Last Thursday, I began my day shaking with hypoglycemia and ended it chugging water in an attempt to quench the indescribable thirst that can come only with hyperglycemia.
It wasn’t a good diabetes day. In fact, I felt so crappy from the highs and the lows, it just wasn’t a good day at all.
When I got up, my blood glucose reading was in the 70s. No biggie. I grabbed my coffee and repaired to the front porch (followed by two cats and three kittens) to greet the day. Apparently, while I was sitting and sipping coffee and being entertained by the felines (while they were being entertained by birds and squirrels on the other side of the screens), my blood glucose was dropping…and dropping…and dropping.
When I went back into the house and opened the newspaper, I noticed it was shaking. I picked up a pencil and held it between my thumb and index finger. The pencil was shaking, too (try it sometime when you’re low—it works). I checked my blood glucose. Oops!
There have been times when I have been hypoglycemic when I wasn’t hungry. This was not one of them. I ate three watermelon-flavored glucose tablets. I should have stopped there and checked again in 15 minutes, just like I’ve been taught. Also, intellectually, I know that it takes a bit longer for your brain to register that your blood glucose is back in a decent range. About half an hour, from some research I read a few years ago.

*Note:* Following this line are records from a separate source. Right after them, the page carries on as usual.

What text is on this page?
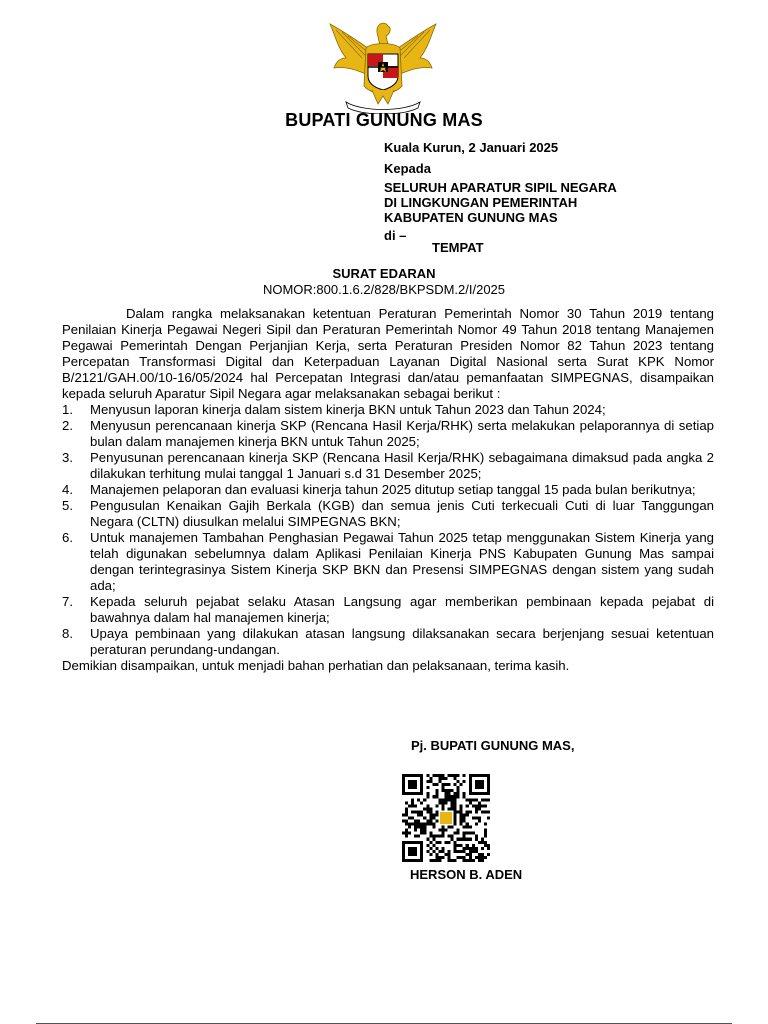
BUPATI GUNUNG MAS
Kuala Kurun, 2 Januari 2025
Kepada
SELURUH APARATUR SIPIL NEGARA
DI LINGKUNGAN PEMERINTAH
KABUPATEN GUNUNG MAS
di –
TEMPAT
SURAT EDARAN
NOMOR:800.1.6.2/828/BKPSDM.2/I/2025

Dalam rangka melaksanakan ketentuan Peraturan Pemerintah Nomor 30 Tahun 2019 tentang Penilaian Kinerja Pegawai Negeri Sipil dan Peraturan Pemerintah Nomor 49 Tahun 2018 tentang Manajemen Pegawai Pemerintah Dengan Perjanjian Kerja, serta Peraturan Presiden Nomor 82 Tahun 2023 tentang Percepatan Transformasi Digital dan Keterpaduan Layanan Digital Nasional serta Surat KPK Nomor B/2121/GAH.00/10-16/05/2024 hal Percepatan Integrasi dan/atau pemanfaatan SIMPEGNAS, disampaikan kepada seluruh Aparatur Sipil Negara agar melaksanakan sebagai berikut :

1. Menyusun laporan kinerja dalam sistem kinerja BKN untuk Tahun 2023 dan Tahun 2024;
2. Menyusun perencanaan kinerja SKP (Rencana Hasil Kerja/RHK) serta melakukan pelaporannya di setiap bulan dalam manajemen kinerja BKN untuk Tahun 2025;
3. Penyusunan perencanaan kinerja SKP (Rencana Hasil Kerja/RHK) sebagaimana dimaksud pada angka 2 dilakukan terhitung mulai tanggal 1 Januari s.d 31 Desember 2025;
4. Manajemen pelaporan dan evaluasi kinerja tahun 2025 ditutup setiap tanggal 15 pada bulan berikutnya;
5. Pengusulan Kenaikan Gajih Berkala (KGB) dan semua jenis Cuti terkecuali Cuti di luar Tanggungan Negara (CLTN) diusulkan melalui SIMPEGNAS BKN;
6. Untuk manajemen Tambahan Penghasian Pegawai Tahun 2025 tetap menggunakan Sistem Kinerja yang telah digunakan sebelumnya dalam Aplikasi Penilaian Kinerja PNS Kabupaten Gunung Mas sampai dengan terintegrasinya Sistem Kinerja SKP BKN dan Presensi SIMPEGNAS dengan sistem yang sudah ada;
7. Kepada seluruh pejabat selaku Atasan Langsung agar memberikan pembinaan kepada pejabat di bawahnya dalam hal manajemen kinerja;
8. Upaya pembinaan yang dilakukan atasan langsung dilaksanakan secara berjenjang sesuai ketentuan peraturan perundang-undangan.

Demikian disampaikan, untuk menjadi bahan perhatian dan pelaksanaan, terima kasih.

Pj. BUPATI GUNUNG MAS,
HERSON B. ADEN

But man, was I hungry! And my head just didn’t feel good. I knew that if I got my blood glucose up, I would feel better. To do that, I had to eat or drink something. Since I was in my low-blood-glucose-starvation mode, I chose eating.
I made—and ate—a two-egg omelet. No carbs, but I was thinking more of hunger at that point. Then I scraped the bits of icing left on the bakery container from my granddaughter’s birthday cake and ate that. Somebody had left the remains of a bag of barbecued potato chips on the table, so I polished that off, too. There may have been more. I don’t remember.

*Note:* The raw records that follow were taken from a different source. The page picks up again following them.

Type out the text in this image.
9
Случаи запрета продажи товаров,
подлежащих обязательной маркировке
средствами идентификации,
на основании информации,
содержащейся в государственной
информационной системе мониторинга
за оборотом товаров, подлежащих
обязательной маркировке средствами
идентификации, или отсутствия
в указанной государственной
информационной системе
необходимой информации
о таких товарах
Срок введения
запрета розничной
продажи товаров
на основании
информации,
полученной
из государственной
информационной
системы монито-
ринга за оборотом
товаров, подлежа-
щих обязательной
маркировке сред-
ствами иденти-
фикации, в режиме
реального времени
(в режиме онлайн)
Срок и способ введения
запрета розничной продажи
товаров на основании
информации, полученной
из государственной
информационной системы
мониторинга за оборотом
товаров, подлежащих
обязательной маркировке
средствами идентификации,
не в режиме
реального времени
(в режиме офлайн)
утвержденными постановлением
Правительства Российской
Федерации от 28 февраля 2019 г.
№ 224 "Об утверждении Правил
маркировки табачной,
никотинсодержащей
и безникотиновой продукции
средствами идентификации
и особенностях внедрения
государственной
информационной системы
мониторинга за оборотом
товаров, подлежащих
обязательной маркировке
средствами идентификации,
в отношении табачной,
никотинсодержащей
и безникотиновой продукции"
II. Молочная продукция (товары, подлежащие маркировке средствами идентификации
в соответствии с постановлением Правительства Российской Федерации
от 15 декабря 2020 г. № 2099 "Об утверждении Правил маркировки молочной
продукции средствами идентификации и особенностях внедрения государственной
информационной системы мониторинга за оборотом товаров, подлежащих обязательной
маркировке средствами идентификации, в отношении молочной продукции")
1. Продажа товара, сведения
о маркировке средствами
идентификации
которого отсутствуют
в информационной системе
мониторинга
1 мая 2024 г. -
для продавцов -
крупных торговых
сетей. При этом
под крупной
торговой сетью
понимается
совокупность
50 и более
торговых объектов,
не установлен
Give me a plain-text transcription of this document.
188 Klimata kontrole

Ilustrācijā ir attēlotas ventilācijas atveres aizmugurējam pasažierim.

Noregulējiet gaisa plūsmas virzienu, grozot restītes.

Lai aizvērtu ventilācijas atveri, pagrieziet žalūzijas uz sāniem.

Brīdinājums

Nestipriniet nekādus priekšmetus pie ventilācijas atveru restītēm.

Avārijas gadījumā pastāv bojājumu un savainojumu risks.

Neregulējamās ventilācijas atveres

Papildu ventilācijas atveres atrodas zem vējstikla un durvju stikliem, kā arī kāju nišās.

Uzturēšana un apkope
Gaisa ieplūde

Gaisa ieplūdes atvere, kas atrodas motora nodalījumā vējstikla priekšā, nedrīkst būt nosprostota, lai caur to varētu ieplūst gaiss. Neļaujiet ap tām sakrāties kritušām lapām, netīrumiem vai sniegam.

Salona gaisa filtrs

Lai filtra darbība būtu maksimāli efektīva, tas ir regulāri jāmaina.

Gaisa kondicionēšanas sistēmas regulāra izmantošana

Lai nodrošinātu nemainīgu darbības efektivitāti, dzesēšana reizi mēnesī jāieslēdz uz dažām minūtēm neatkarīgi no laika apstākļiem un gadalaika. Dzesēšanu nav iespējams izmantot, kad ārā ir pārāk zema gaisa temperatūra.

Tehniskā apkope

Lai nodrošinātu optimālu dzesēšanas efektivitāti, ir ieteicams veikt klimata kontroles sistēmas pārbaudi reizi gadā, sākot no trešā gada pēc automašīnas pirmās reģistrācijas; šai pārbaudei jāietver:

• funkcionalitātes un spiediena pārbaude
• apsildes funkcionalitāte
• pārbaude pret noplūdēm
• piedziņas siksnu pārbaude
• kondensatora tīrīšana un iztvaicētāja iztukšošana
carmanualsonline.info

After a bit, I went out to run errands. One of the things I wanted was a magazine that’s published by the local newspaper for which I had written the cover story. I knew what the article said—I just wanted to see the pictures. At any rate, they wouldn’t give me one because it wasn’t supposed to be on the streets yet. I got snooty and snippy with the poor circulation people. I’m not normally a snooty and snippy person: Just ask my friends. (Friends? Are you out there?) I then stomped off and did what I should have done in the first place: Went upstairs to the newsroom and got a magazine from the editor.
I was bloated from too much food and thought about canceling my “ladies who lunch” date. I went anyway. I should have ordered a salad. But the hamburgers looked awfully good. It was a new place that was said to have great hamburgers. Far be it from me to miss a good hamburger. Besides, it had been long enough since my morning binge that I was hungry again.

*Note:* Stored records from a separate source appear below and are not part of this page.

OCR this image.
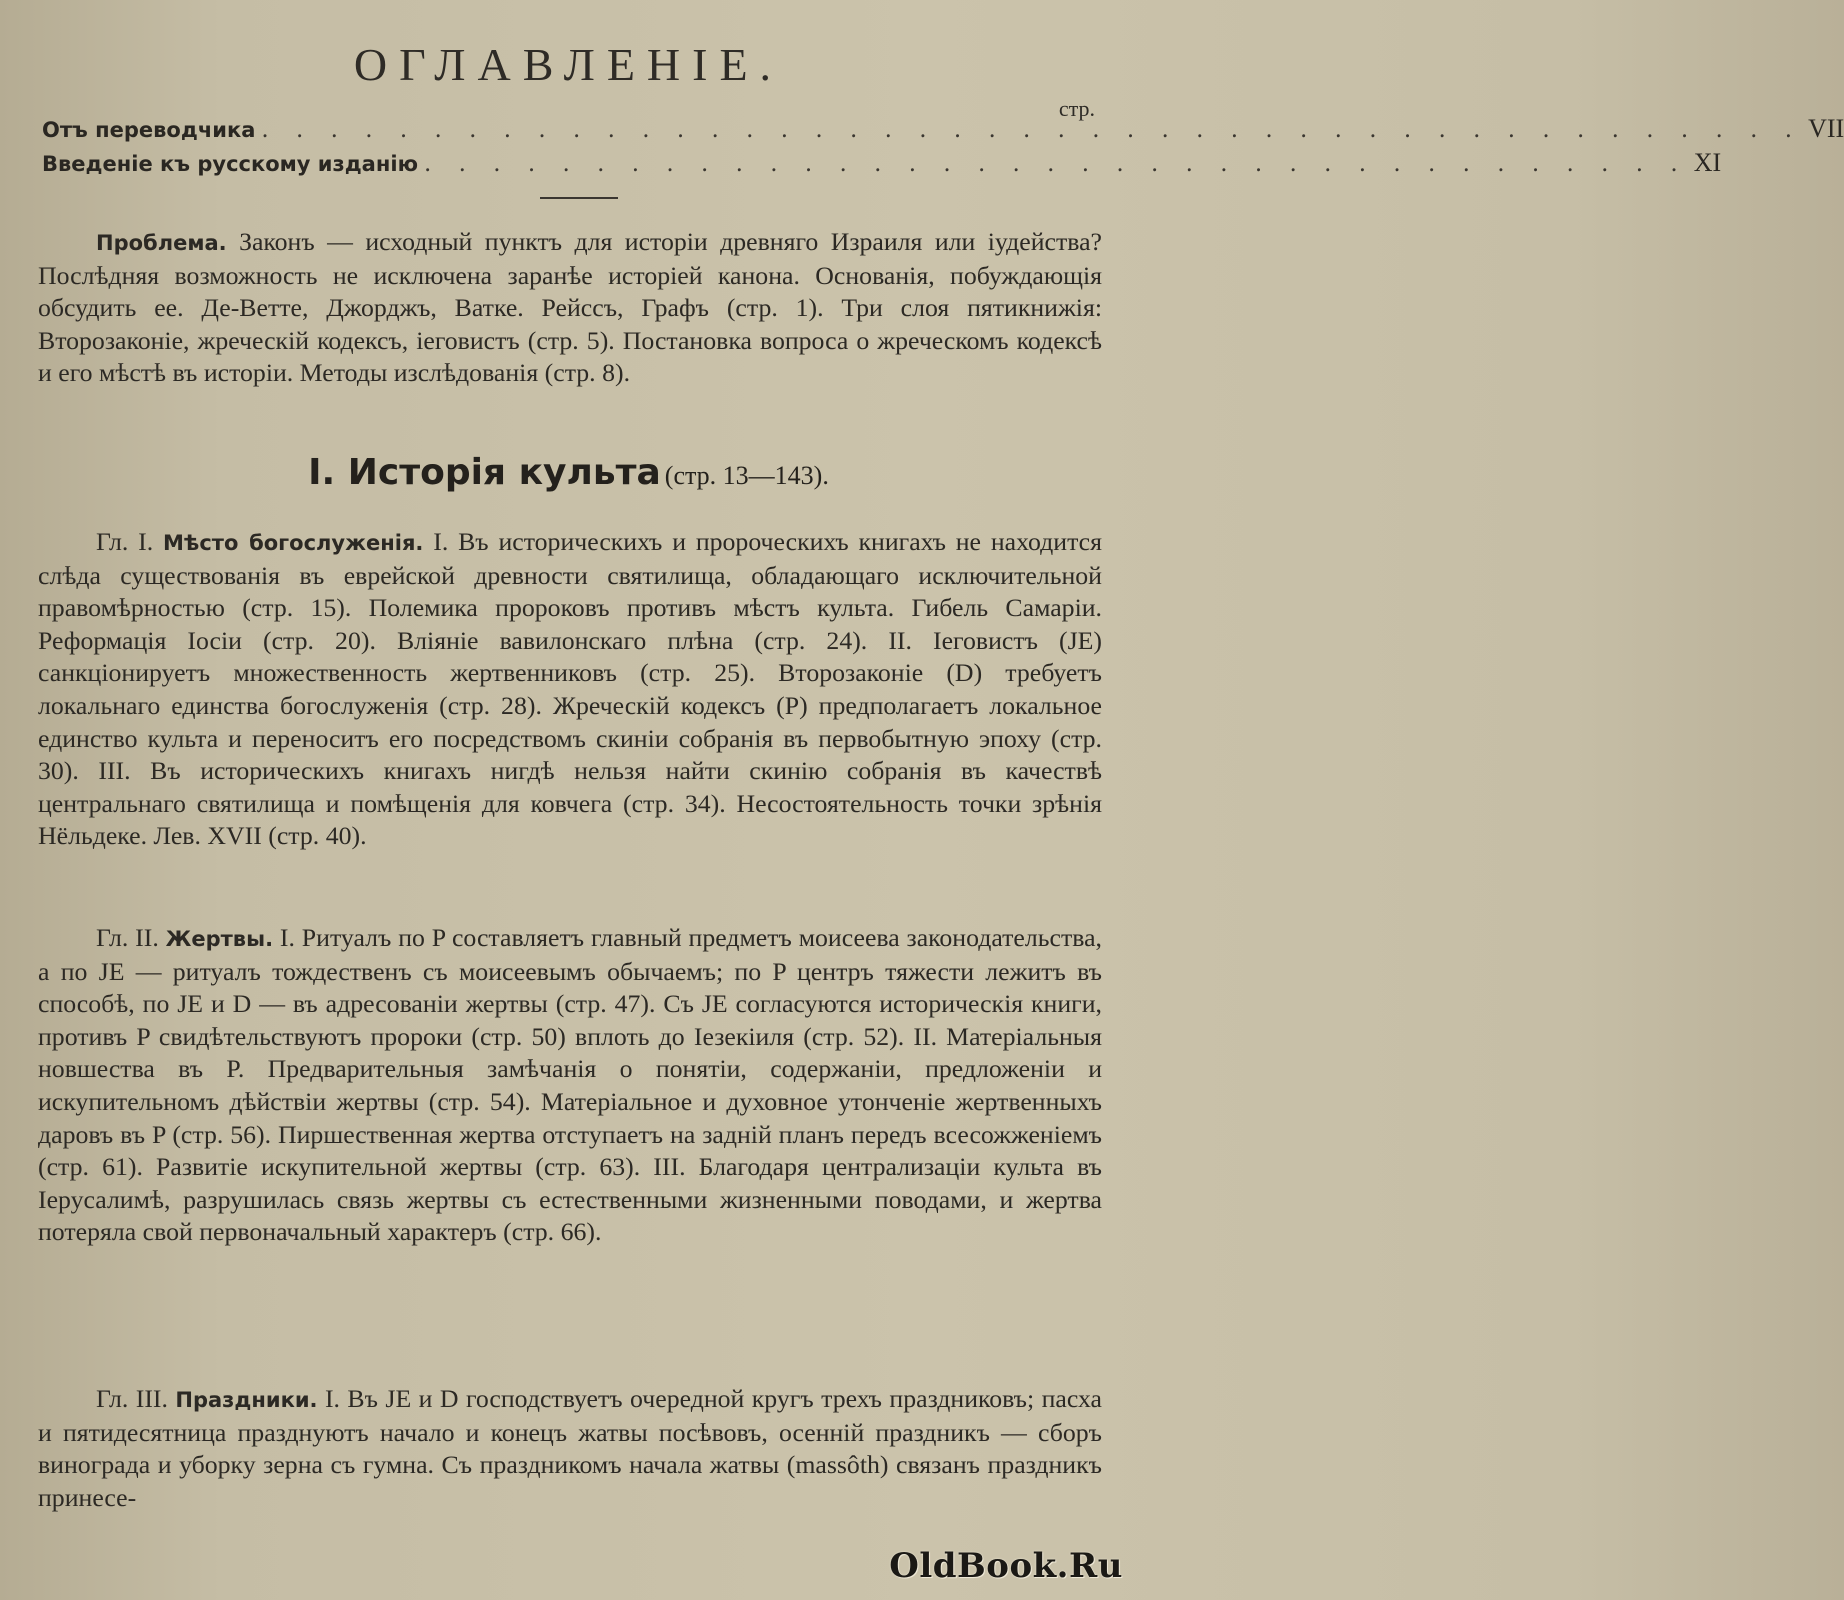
ОГЛАВЛЕНІЕ.
стр.
Отъ переводчика . . . . . . . . . . . . . . . . . . . . . . . . . . . . . . . . . . . . . . . . . . . . . VII
Введеніе къ русскому изданію . . . . . . . . . . . . . . . . . . . . . . . . . . . . . . . . . . . . . XI
Проблема. Законъ — исходный пунктъ для исторіи древняго Израиля или іудейства? Послѣдняя возможность не исключена заранѣе исторіей канона. Основанія, побуждающія обсудить ее. Де-Ветте, Джорджъ, Ватке. Рейссъ, Графъ (стр. 1). Три слоя пятикнижія: Второзаконіе, жреческій кодексъ, іеговистъ (стр. 5). Постановка вопроса о жреческомъ кодексѣ и его мѣстѣ въ исторіи. Методы изслѣдованія (стр. 8).
I. Исторія культа (стр. 13—143).
Гл. I. Мѣсто богослуженія. I. Въ историческихъ и пророческихъ книгахъ не находится слѣда существованія въ еврейской древности святилища, обладающаго исключительной правомѣрностью (стр. 15). Полемика пророковъ противъ мѣстъ культа. Гибель Самаріи. Реформація Іосіи (стр. 20). Вліяніе вавилонскаго плѣна (стр. 24). II. Іеговистъ (JE) санкціонируетъ множественность жертвенниковъ (стр. 25). Второзаконіе (D) требуетъ локальнаго единства богослуженія (стр. 28). Жреческій кодексъ (P) предполагаетъ локальное единство культа и переноситъ его посредствомъ скиніи собранія въ первобытную эпоху (стр. 30). III. Въ историческихъ книгахъ нигдѣ нельзя найти скинію собранія въ качествѣ центральнаго святилища и помѣщенія для ковчега (стр. 34). Несостоятельность точки зрѣнія Нёльдеке. Лев. XVII (стр. 40).
Гл. II. Жертвы. I. Ритуалъ по P составляетъ главный предметъ моисеева законодательства, а по JE — ритуалъ тождественъ съ моисеевымъ обычаемъ; по P центръ тяжести лежитъ въ способѣ, по JE и D — въ адресованіи жертвы (стр. 47). Съ JE согласуются историческія книги, противъ P свидѣтельствуютъ пророки (стр. 50) вплоть до Іезекіиля (стр. 52). II. Матеріальныя новшества въ P. Предварительныя замѣчанія о понятіи, содержаніи, предложеніи и искупительномъ дѣйствіи жертвы (стр. 54). Матеріальное и духовное утонченіе жертвенныхъ даровъ въ P (стр. 56). Пиршественная жертва отступаетъ на задній планъ передъ всесожженіемъ (стр. 61). Развитіе искупительной жертвы (стр. 63). III. Благодаря централизаціи культа въ Іерусалимѣ, разрушилась связь жертвы съ естественными жизненными поводами, и жертва потеряла свой первоначальный характеръ (стр. 66).
Гл. III. Праздники. I. Въ JE и D господствуетъ очередной кругъ трехъ праздниковъ; пасха и пятидесятница празднуютъ начало и конецъ жатвы посѣвовъ, осенній праздникъ — сборъ винограда и уборку зерна съ гумна. Съ праздникомъ начала жатвы (massôth) связанъ праздникъ принесе-
OldBook.Ru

Did I mention the place was said to have good onion rings, too?
As if messing up for most of the day wasn’t enough, along came dinner. I had thrown some boneless, skinless chicken breasts in a Crock-Pot that morning with some salsa, peanut butter, and soy sauce. (Trust me: It only sounds inedible.) What to have with it? Why, rice of course! Did I measure the rice? Did I weigh the rice? Nope. I just ladled it onto a dish and spooned some chicken and sauce over it. It was good. I had seconds.
I think there were doughnuts involved somewhere that day, too.
On top of all of that, my continuous glucose monitoring (CGM) sensor had died in the middle of my errand-running, so I didn’t have instant feedback on what was happening with my glucose levels. I could have put in another sensor, but I like to put them in at night to settle in for a few hours and start them up first thing in the morning when my glucose is (usually) pretty steady.
A full day of too much of the wrong foods didn’t contribute to good diabetes management, and it didn’t do my weight-loss plan much good either.
On the other hand, I felt so crappy from making the wrong decisions on that one day that I didn’t want to do it again. Anytime soon, anyway. The next day, I put myself back on track and have been doing much better ever since.
Maybe I need a day of screwing up once in a while to remind myself why I need to pay attention to my blood glucose management: A day of pretending that I don’t have diabetes and don’t need to shed some tonnage…er, pounds. I will give myself credit for getting back on track the next day instead of throwing up my hands altogether and continuing to repeat my mistakes which, to my detriment, is something I’ve done in the past.
The chicken is good without rice, and I can go back to that restaurant and eat a hamburger but either ask them to hold the bun or set the top of the bun aside myself. Eating a hamburger with a knife and fork might even prevent me from dribbling juice down the front of my shirt. And I’ll get a side salad with it instead of onion rings.
The onion rings there aren’t all that good, anyway.